Think of an infant.  As absurd as generalities may be, there may be no human being alive, that does not realize their worth.  To feel the newness of every moment that an infant experiences is one of the true joys of human life.  Even as the infant cries for her mother does she, unconsciously to be sure, defend her own vital and inherent worth.  And this preciousness is not lost on the imbecile either, I assure you.

It would appear that with all this marvel at life there runs a parallel fascination with the ever-present prospect of death.  There is perhaps no greater irony than to live a life in diversion to death, but yet no more accurate diagnosis of the human climate and condition.  Now think of how this reality runs square into the seemingly preposterous claims of Jesus the Christ, the One who claims to be the way, the truth, the life, and the the sole manner of obtaining eternal life by His grace received through faith.

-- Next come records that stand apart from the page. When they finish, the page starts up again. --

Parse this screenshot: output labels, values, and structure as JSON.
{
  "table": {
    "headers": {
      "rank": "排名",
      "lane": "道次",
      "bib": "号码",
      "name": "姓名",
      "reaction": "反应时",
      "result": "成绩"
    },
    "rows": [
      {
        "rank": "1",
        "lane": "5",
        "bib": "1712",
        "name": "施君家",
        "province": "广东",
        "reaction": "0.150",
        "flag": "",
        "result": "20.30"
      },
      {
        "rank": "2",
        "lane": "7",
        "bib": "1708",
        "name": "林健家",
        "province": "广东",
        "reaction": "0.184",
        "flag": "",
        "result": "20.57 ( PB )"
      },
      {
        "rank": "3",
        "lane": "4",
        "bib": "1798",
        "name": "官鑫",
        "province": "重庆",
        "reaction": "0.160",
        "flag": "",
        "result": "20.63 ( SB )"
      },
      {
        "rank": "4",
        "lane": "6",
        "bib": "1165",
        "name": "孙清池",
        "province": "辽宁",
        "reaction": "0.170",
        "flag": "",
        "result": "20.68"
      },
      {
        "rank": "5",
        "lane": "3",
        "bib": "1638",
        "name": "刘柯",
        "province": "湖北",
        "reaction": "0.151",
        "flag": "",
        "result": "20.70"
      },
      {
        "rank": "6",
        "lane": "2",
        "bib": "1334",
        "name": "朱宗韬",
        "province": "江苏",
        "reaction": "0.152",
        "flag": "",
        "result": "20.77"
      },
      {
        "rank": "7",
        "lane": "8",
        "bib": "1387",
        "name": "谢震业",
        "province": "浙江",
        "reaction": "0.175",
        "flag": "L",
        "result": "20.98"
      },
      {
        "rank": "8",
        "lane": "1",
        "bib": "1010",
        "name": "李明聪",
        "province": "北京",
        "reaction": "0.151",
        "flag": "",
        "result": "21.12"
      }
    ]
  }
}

Now in Christ the human's morbid fascination with death that overtakes our lives with distraction is transformed from a life lived dead to a reborn life made alive in Christ.  In Christ we are made new by His will and in His Word through faith in His work.  Thus the human is freed to live because of their death in Christ.  No longer are we obligated to the pall of life spent dealing with death, and we are now free in Christ to actually live for apart from His life-giving presence we are merely walking dead.  While there is much more to say about this dense topic, suffice to say the work of Christ has overcome what man could not: make alive what is by nature dead!